A Bangkok bar owner whose business has been directly affected by the curfews told VICE News on Saturday he expects the restrictions to last less than a week.

"I have nothing against the coup, I think it's a good thing," said Phurin Oey Phongsobhon, 28. "I've experienced three coups before here and it feels almost safer when the military is running things."

Phonsobhon identified himself as a "royalist" and supported the military in their effort to "shut down and restart the corrupted system" that he said has gripped Thailand since the country's last coup in 2006, which saw the ousting of Yingluck's brother, Thaksin Shinawatra.


The complex consequences of Thai coup selfies. Read more here.

The military staunchly defended their position to step in after a period of political stalemate. Prayuth said the controlling measures were aimed at hampering more violence and protests in Thailand's ongoing political struggle which pits the elected populist government supported by the country's rural poor majority against anti-government demonstrators bolstered by the country's elite.
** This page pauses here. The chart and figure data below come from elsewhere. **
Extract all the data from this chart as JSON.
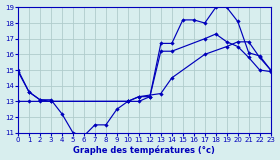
{
  "xlabel": "Graphe des températures (°c)",
  "bg_color": "#d8eeee",
  "grid_color": "#b0cccc",
  "line_color": "#0000bb",
  "ylim": [
    11,
    19
  ],
  "xlim": [
    0,
    23
  ],
  "yticks": [
    11,
    12,
    13,
    14,
    15,
    16,
    17,
    18,
    19
  ],
  "xticks": [
    0,
    1,
    2,
    3,
    4,
    5,
    6,
    7,
    8,
    9,
    10,
    11,
    12,
    13,
    14,
    15,
    16,
    17,
    18,
    19,
    20,
    21,
    22,
    23
  ],
  "series1_x": [
    0,
    1,
    2,
    3,
    4,
    5,
    6,
    7,
    8,
    9,
    10,
    11,
    12,
    13,
    14,
    15,
    16,
    17,
    18,
    19,
    20,
    21,
    22,
    23
  ],
  "series1_y": [
    14.9,
    13.6,
    13.1,
    13.1,
    12.2,
    11.0,
    10.8,
    11.5,
    11.5,
    12.5,
    13.0,
    13.0,
    13.3,
    16.7,
    16.7,
    18.2,
    18.2,
    18.0,
    19.0,
    19.0,
    18.1,
    16.1,
    15.9,
    15.0
  ],
  "series2_x": [
    0,
    1,
    2,
    3,
    10,
    11,
    12,
    13,
    14,
    17,
    18,
    19,
    20,
    21,
    22,
    23
  ],
  "series2_y": [
    15.0,
    13.6,
    13.1,
    13.0,
    13.0,
    13.3,
    13.3,
    16.2,
    16.2,
    17.0,
    17.3,
    16.8,
    16.5,
    15.8,
    15.0,
    14.9
  ],
  "series3_x": [
    0,
    1,
    2,
    3,
    10,
    11,
    13,
    14,
    17,
    19,
    20,
    21,
    22,
    23
  ],
  "series3_y": [
    13.0,
    13.0,
    13.0,
    13.0,
    13.0,
    13.3,
    13.5,
    14.5,
    16.0,
    16.5,
    16.8,
    16.8,
    15.8,
    15.0
  ]
}
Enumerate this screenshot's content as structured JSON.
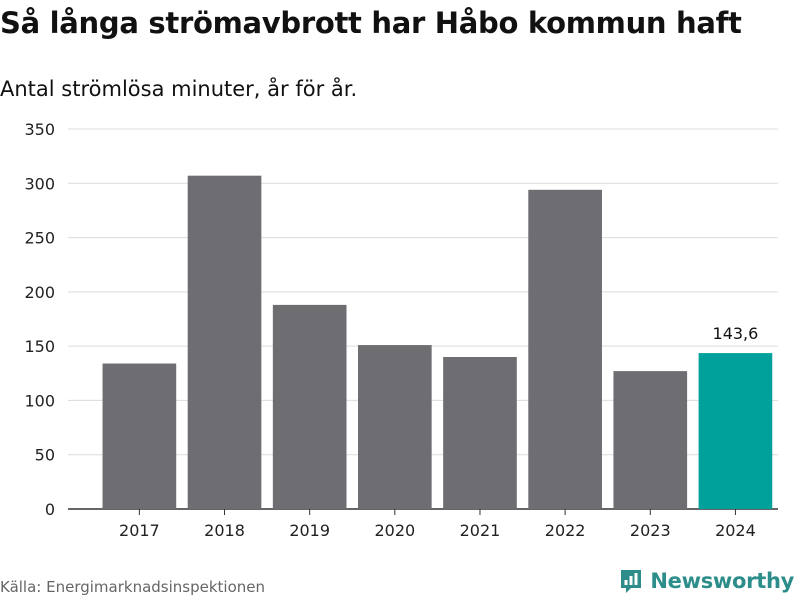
{
  "chart_data": {
    "type": "bar",
    "title": "Så långa strömavbrott har Håbo kommun haft",
    "subtitle": "Antal strömlösa minuter, år för år.",
    "categories": [
      "2017",
      "2018",
      "2019",
      "2020",
      "2021",
      "2022",
      "2023",
      "2024"
    ],
    "values": [
      134,
      307,
      188,
      151,
      140,
      294,
      127,
      143.6
    ],
    "ylim": [
      0,
      350
    ],
    "yticks": [
      0,
      50,
      100,
      150,
      200,
      250,
      300,
      350
    ],
    "grid": true,
    "bar_color": "#6e6d72",
    "highlight_color": "#00a19a",
    "highlight_category": "2024",
    "data_labels": [
      {
        "category": "2024",
        "text": "143,6"
      }
    ]
  },
  "footer": {
    "source": "Källa: Energimarknadsinspektionen",
    "brand": "Newsworthy",
    "brand_icon": "newsworthy-logo-icon",
    "brand_color": "#2c8d8b"
  }
}
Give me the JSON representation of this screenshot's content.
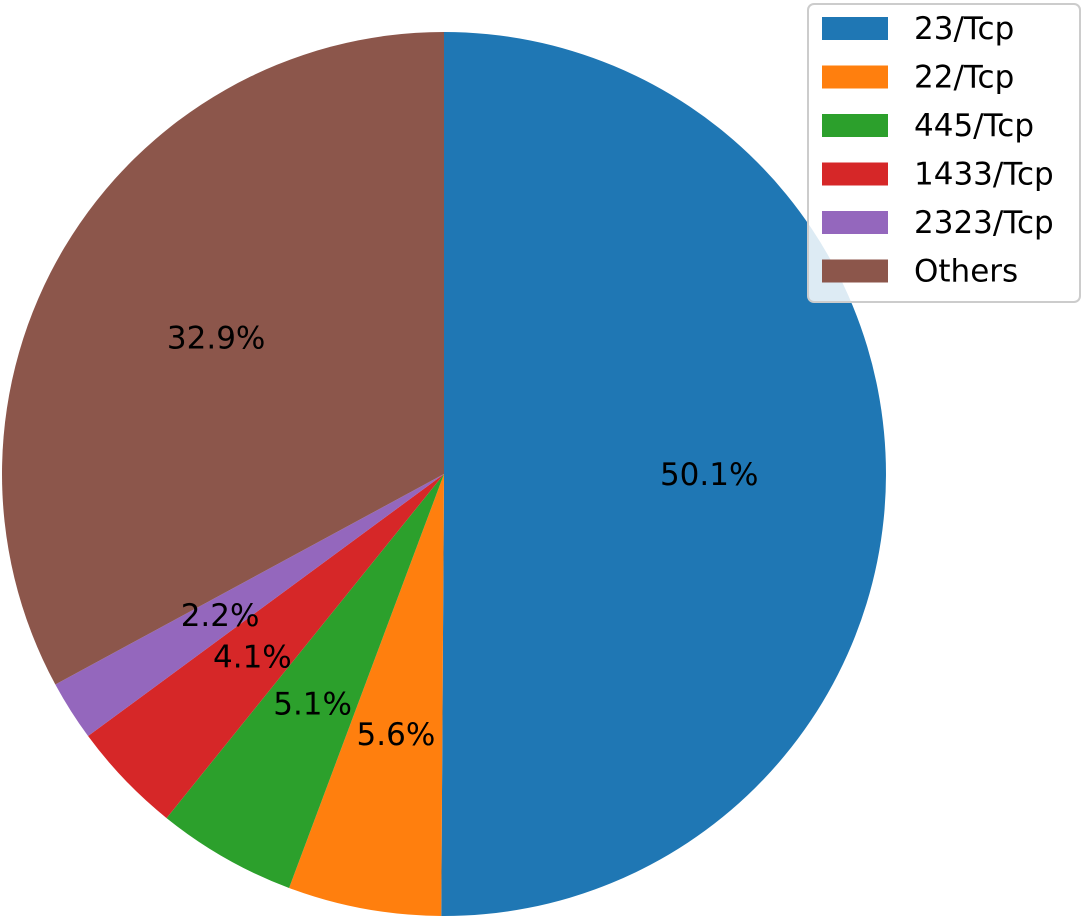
{
  "chart_data": {
    "type": "pie",
    "title": "",
    "categories": [
      "23/Tcp",
      "22/Tcp",
      "445/Tcp",
      "1433/Tcp",
      "2323/Tcp",
      "Others"
    ],
    "values": [
      50.1,
      5.6,
      5.1,
      4.1,
      2.2,
      32.9
    ],
    "labels": [
      "50.1%",
      "5.6%",
      "5.1%",
      "4.1%",
      "2.2%",
      "32.9%"
    ],
    "colors": [
      "#1f77b4",
      "#ff7f0e",
      "#2ca02c",
      "#d62728",
      "#9467bd",
      "#8c564b"
    ],
    "start_angle_deg": 90,
    "direction": "clockwise",
    "legend_position": "top-right"
  }
}
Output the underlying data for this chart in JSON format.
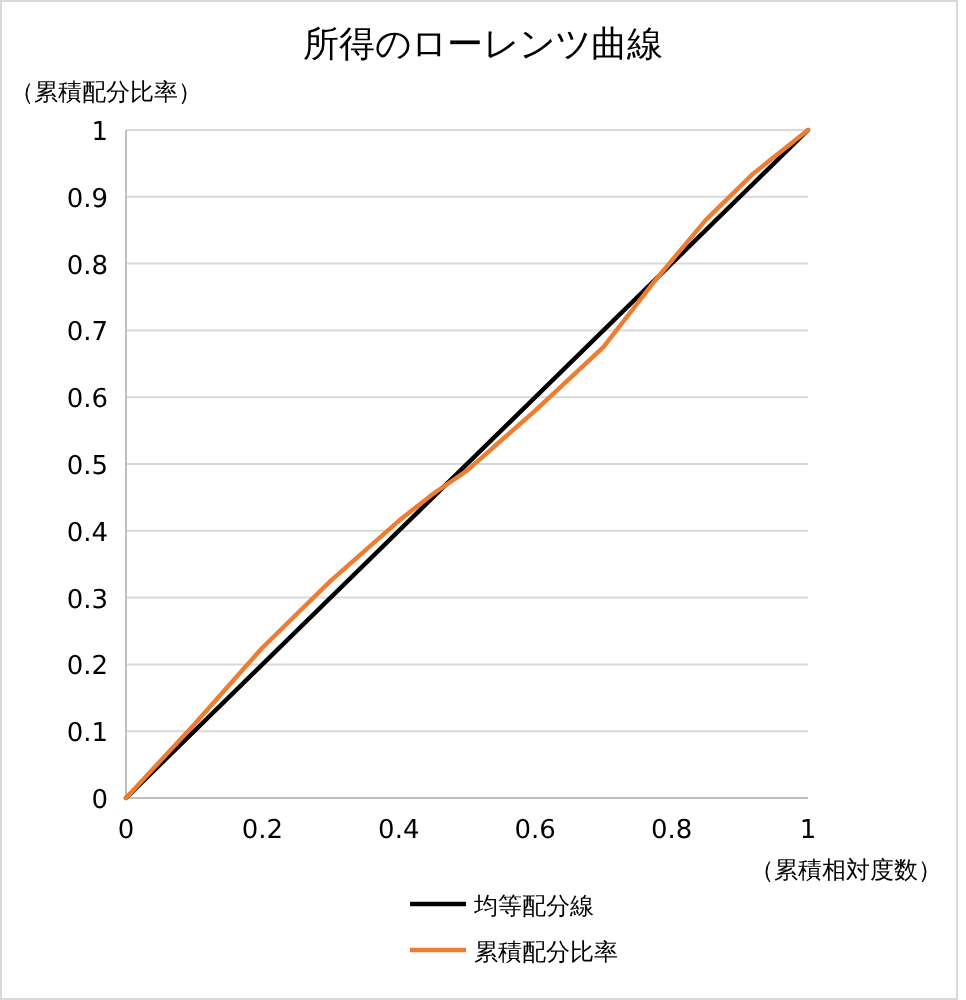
{
  "chart_data": {
    "type": "line",
    "title": "所得のローレンツ曲線",
    "xlabel": "（累積相対度数）",
    "ylabel": "（累積配分比率）",
    "xlim": [
      0,
      1
    ],
    "ylim": [
      0,
      1
    ],
    "xticks": [
      0,
      0.2,
      0.4,
      0.6,
      0.8,
      1
    ],
    "yticks": [
      0,
      0.1,
      0.2,
      0.3,
      0.4,
      0.5,
      0.6,
      0.7,
      0.8,
      0.9,
      1
    ],
    "grid": "y",
    "legend": "bottom",
    "marker": "none",
    "series": [
      {
        "name": "均等配分線",
        "color": "#000000",
        "x": [
          0,
          1
        ],
        "values": [
          0,
          1
        ]
      },
      {
        "name": "累積配分比率",
        "color": "#ed7d31",
        "x": [
          0,
          0.1,
          0.2,
          0.3,
          0.4,
          0.45,
          0.5,
          0.6,
          0.7,
          0.78,
          0.85,
          0.92,
          1
        ],
        "values": [
          0,
          0.11,
          0.225,
          0.325,
          0.415,
          0.455,
          0.49,
          0.58,
          0.675,
          0.78,
          0.865,
          0.935,
          1
        ]
      }
    ]
  }
}
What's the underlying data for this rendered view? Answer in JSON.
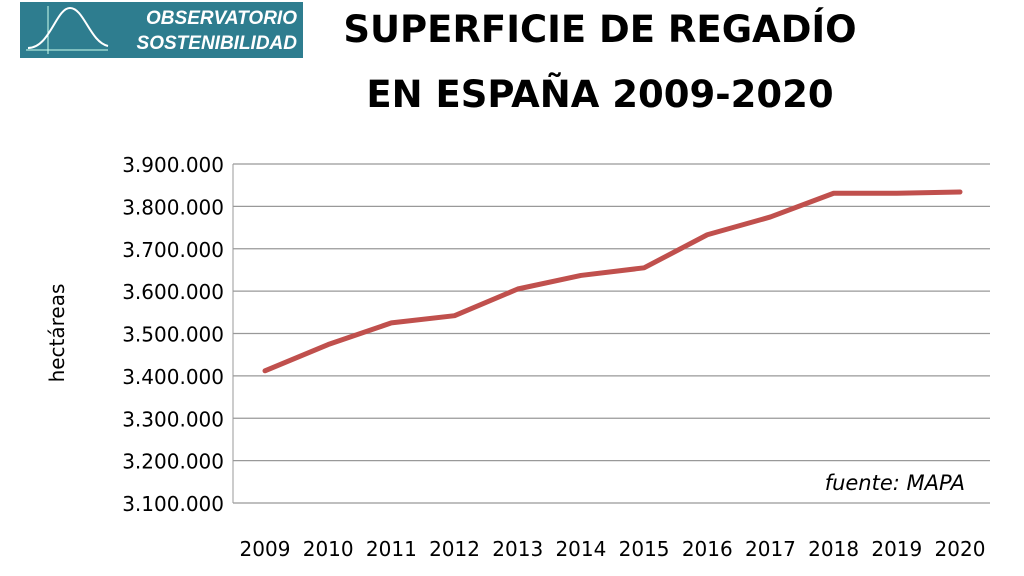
{
  "logo": {
    "line1": "OBSERVATORIO",
    "line2": "SOSTENIBILIDAD",
    "color": "#2e7d8f"
  },
  "chart_data": {
    "type": "line",
    "title": [
      "SUPERFICIE DE REGADÍO",
      "EN ESPAÑA 2009-2020"
    ],
    "ylabel": "hectáreas",
    "xlabel": "",
    "categories": [
      "2009",
      "2010",
      "2011",
      "2012",
      "2013",
      "2014",
      "2015",
      "2016",
      "2017",
      "2018",
      "2019",
      "2020"
    ],
    "series": [
      {
        "values": [
          3412000,
          3474000,
          3525000,
          3542000,
          3605000,
          3637000,
          3655000,
          3733000,
          3775000,
          3831000,
          3831000,
          3834000
        ],
        "color": "#c0504d"
      }
    ],
    "ylim": [
      3100000,
      3900000
    ],
    "yticks": [
      3100000,
      3200000,
      3300000,
      3400000,
      3500000,
      3600000,
      3700000,
      3800000,
      3900000
    ],
    "ytick_labels": [
      "3.100.000",
      "3.200.000",
      "3.300.000",
      "3.400.000",
      "3.500.000",
      "3.600.000",
      "3.700.000",
      "3.800.000",
      "3.900.000"
    ],
    "grid": true,
    "annotation": "fuente: MAPA"
  }
}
Earlier this month Yingluck was removed from office following a corruption hearing on abuse of power charges, which the former leader still denies. Meanwhile, Thaksin, who has maintained support in the rural north due to populist policies like providing virtually free healthcare, has maintained influence on every elected party in Thailand since 2001.

For the past six months, the country has continued to suffer political unrest sparked by anti-government protests that killed 28 and injured more than 800 people.

On Friday, hundreds of anti-coup activists from both camps returned to the streets, rallying outside the Bangkok arts and cultural center in defiance of the new anti-gathering rules. At least three demonstrators were arrested and the crowd dispersed after soldiers were captured on video pushing protestors away from the center.

Journalists and activists have continued to upload footage of protests to social media, despite the warnings.


Anti-coup demonstrations resumed Saturday morning and continued into late Sunday, with protesters amassing near Bangkok's Victory Monument carrying placards reading, "Junta get out" and "No coup."

Meanwhile, Thailand's military has faced widespread international condemnation about the takeover, including from the US, which has suspended $3.5 million in military aid to Thailand, the State Department announced Friday.

Washington further called on Saturday for the "the immediate restoration of civilian rule and release of detained political leaders, a return to democracy through early elections, and respect for human rights and fundamental freedoms."